Member Blog: Why travel policy matters

By Alan McDonagh - Roomex


Just like any company policy, a well-thought out business travel policy will allow all stakeholders to be comfortable around the area of business travel. Business owners and management can be sure that their staff are staying within budget, that they are meeting their duty of care requirements in terms of level of accommodation provided, and that time is not being wasted in the organisation of business trips. A successful travel policy will often centralise expense into a few key providers giving visibility on spend and therefore negotiating power.  

Employees on the other hand will appreciate the clarity around the expectations for business travel and an easy to follow procedure.  They will also feel that they are being treated fairly and with respect as they go and represent their company to clients or prospects.

So having a good travel policy makes sense at all levels, but how do you ensure it is implemented correctly? Perhaps the answer to the question best lies in focusing on the well-established 3Cs concept: Culture, Communication and Compliance. All three are interdependent and critical to consider throughout the creation, implementation and operation of travel policy.

Different policies work in different companies, or different types of companies. For a modern hi-tech company then “gamification” of the travel policy might work. On the other hand, more established or traditional companies may have stricter policies which they insist be followed, purposely making anything booked outside of policy difficult to claim on expenses. Roomex advise that companies of all types should be striving for greater than 90% compliance with company travel policy. Booking outside of policy should be the absolute exception, and for good reason, but even this spend should be traceable. It is extremely important for overall visibility, billing, control and future contract negotiation, that as much spend as possible complies with policy.

Implementing travel policy correctly involves listening to the concerns of staff on the ground, particularly in different cultures and countries. By showing that the local staff have the ability to input into policy formulation then the actual communication of the final policy becomes much easier. Frustration is often created by language such as “should” and “may” which is too inexact and leads to doubts which in turn leads to non-compliance. Better to be bold and insist that things are followed by using “must”.

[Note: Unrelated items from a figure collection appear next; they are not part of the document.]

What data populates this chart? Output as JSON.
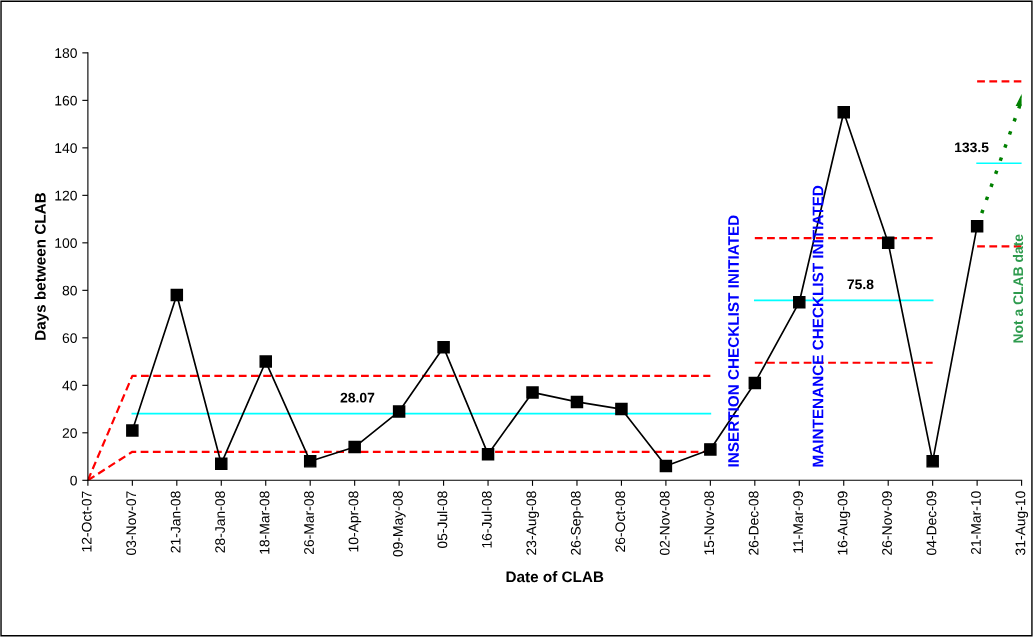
{
  "chart_data": {
    "type": "line",
    "xlabel": "Date of CLAB",
    "ylabel": "Days between CLAB",
    "categories": [
      "12-Oct-07",
      "03-Nov-07",
      "21-Jan-08",
      "28-Jan-08",
      "18-Mar-08",
      "26-Mar-08",
      "10-Apr-08",
      "09-May-08",
      "05-Jul-08",
      "16-Jul-08",
      "23-Aug-08",
      "26-Sep-08",
      "26-Oct-08",
      "02-Nov-08",
      "15-Nov-08",
      "26-Dec-08",
      "11-Mar-09",
      "16-Aug-09",
      "26-Nov-09",
      "04-Dec-09",
      "21-Mar-10",
      "31-Aug-10"
    ],
    "ylim": [
      0,
      180
    ],
    "yticks": [
      0,
      20,
      40,
      60,
      80,
      100,
      120,
      140,
      160,
      180
    ],
    "grid": false,
    "series": [
      {
        "color": "#ff0000",
        "line_style": "dashed",
        "marker": "none",
        "values": [
          0,
          44,
          44,
          44,
          44,
          44,
          44,
          44,
          44,
          44,
          44,
          44,
          44,
          44,
          44,
          null,
          null,
          null,
          null,
          null,
          null,
          null
        ]
      },
      {
        "color": "#ff0000",
        "line_style": "dashed",
        "marker": "none",
        "values": [
          0,
          12,
          12,
          12,
          12,
          12,
          12,
          12,
          12,
          12,
          12,
          12,
          12,
          12,
          12,
          null,
          null,
          null,
          null,
          null,
          null,
          null
        ]
      },
      {
        "color": "#00ffff",
        "line_style": "solid",
        "marker": "none",
        "values": [
          null,
          28.07,
          28.07,
          28.07,
          28.07,
          28.07,
          28.07,
          28.07,
          28.07,
          28.07,
          28.07,
          28.07,
          28.07,
          28.07,
          28.07,
          null,
          null,
          null,
          null,
          null,
          null,
          null
        ]
      },
      {
        "color": "#ff0000",
        "line_style": "dashed",
        "marker": "none",
        "values": [
          null,
          null,
          null,
          null,
          null,
          null,
          null,
          null,
          null,
          null,
          null,
          null,
          null,
          null,
          null,
          102,
          102,
          102,
          102,
          102,
          null,
          null
        ]
      },
      {
        "color": "#ff0000",
        "line_style": "dashed",
        "marker": "none",
        "values": [
          null,
          null,
          null,
          null,
          null,
          null,
          null,
          null,
          null,
          null,
          null,
          null,
          null,
          null,
          null,
          49.5,
          49.5,
          49.5,
          49.5,
          49.5,
          null,
          null
        ]
      },
      {
        "color": "#00ffff",
        "line_style": "solid",
        "marker": "none",
        "values": [
          null,
          null,
          null,
          null,
          null,
          null,
          null,
          null,
          null,
          null,
          null,
          null,
          null,
          null,
          null,
          75.8,
          75.8,
          75.8,
          75.8,
          75.8,
          null,
          null
        ]
      },
      {
        "color": "#ff0000",
        "line_style": "dashed",
        "marker": "none",
        "values": [
          null,
          null,
          null,
          null,
          null,
          null,
          null,
          null,
          null,
          null,
          null,
          null,
          null,
          null,
          null,
          null,
          null,
          null,
          null,
          null,
          168,
          168
        ]
      },
      {
        "color": "#ff0000",
        "line_style": "dashed",
        "marker": "none",
        "values": [
          null,
          null,
          null,
          null,
          null,
          null,
          null,
          null,
          null,
          null,
          null,
          null,
          null,
          null,
          null,
          null,
          null,
          null,
          null,
          null,
          98.5,
          98.5
        ]
      },
      {
        "color": "#00ffff",
        "line_style": "solid",
        "marker": "none",
        "values": [
          null,
          null,
          null,
          null,
          null,
          null,
          null,
          null,
          null,
          null,
          null,
          null,
          null,
          null,
          null,
          null,
          null,
          null,
          null,
          null,
          133.5,
          133.5
        ]
      },
      {
        "color": "#008000",
        "line_style": "dotted",
        "marker": "triangle",
        "values": [
          null,
          null,
          null,
          null,
          null,
          null,
          null,
          null,
          null,
          null,
          null,
          null,
          null,
          null,
          null,
          null,
          null,
          null,
          null,
          null,
          107,
          160
        ]
      },
      {
        "color": "#000000",
        "line_style": "solid",
        "marker": "square",
        "values": [
          null,
          21,
          78,
          7,
          50,
          8,
          14,
          29,
          56,
          11,
          37,
          33,
          30,
          6,
          13,
          41,
          75,
          155,
          100,
          8,
          107,
          null
        ]
      }
    ],
    "annotations": [
      {
        "text": "28.07",
        "x": "09-May-08",
        "y": 28.07
      },
      {
        "text": "75.8",
        "x": "16-Aug-09",
        "y": 75.8
      },
      {
        "text": "133.5",
        "x": "21-Mar-10",
        "y": 133.5
      },
      "INSERTION CHECKLIST INITIATED",
      "MAINTENANCE CHECKLIST INITIATED",
      "Not a CLAB date"
    ]
  }
}
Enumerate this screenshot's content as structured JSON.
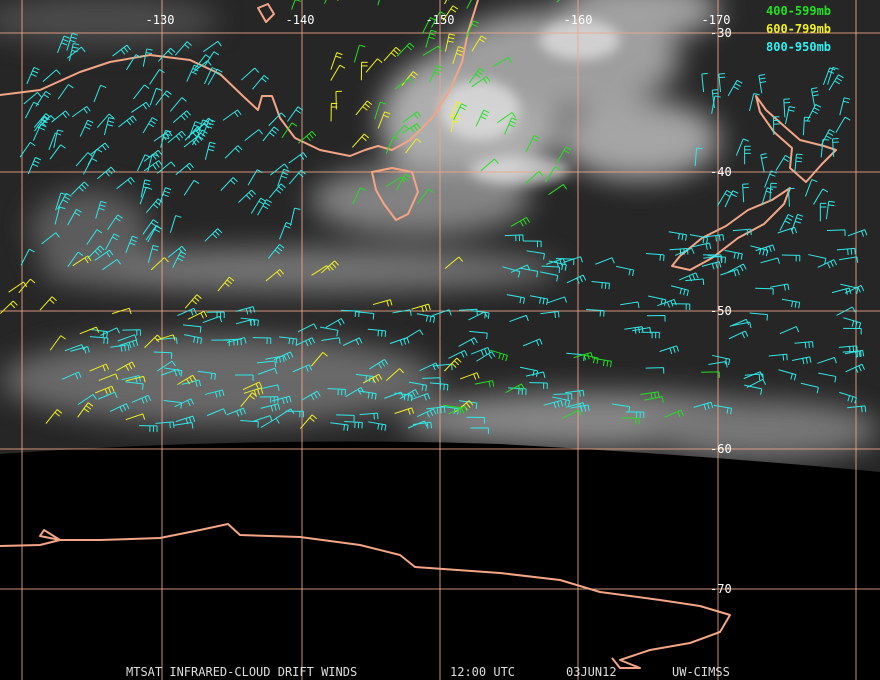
{
  "longitude_labels": [
    "-130",
    "-140",
    "-150",
    "-160",
    "-170"
  ],
  "latitude_labels": [
    "-30",
    "-40",
    "-50",
    "-60",
    "-70"
  ],
  "legend": [
    "400-599mb",
    "600-799mb",
    "800-950mb"
  ],
  "footer": [
    "MTSAT INFRARED-CLOUD DRIFT WINDS",
    "12:00 UTC",
    "03JUN12",
    "UW-CIMSS"
  ]
}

Buy-in on travel policy is required at the highest level of management but also throughout the ranks. Leakage from the policy will occur if the policy isn’t flexible, realistic, achievable and monitored. The role of the PA and administrative staff is particularly important as they often have their finger on the pulse of habits that may be difficult to change if not considered in the policy.

Finally, who should own the company travel policy? Is it Procurement, HR, Finance or a combi-nation of departments? While there is no real consensus on that, the general feeling is the role of HR is critical. Travel is a soft issue that can have big consequences in terms of morale if not handled properly and for that reason it probably fits best if it becomes part of the HR function.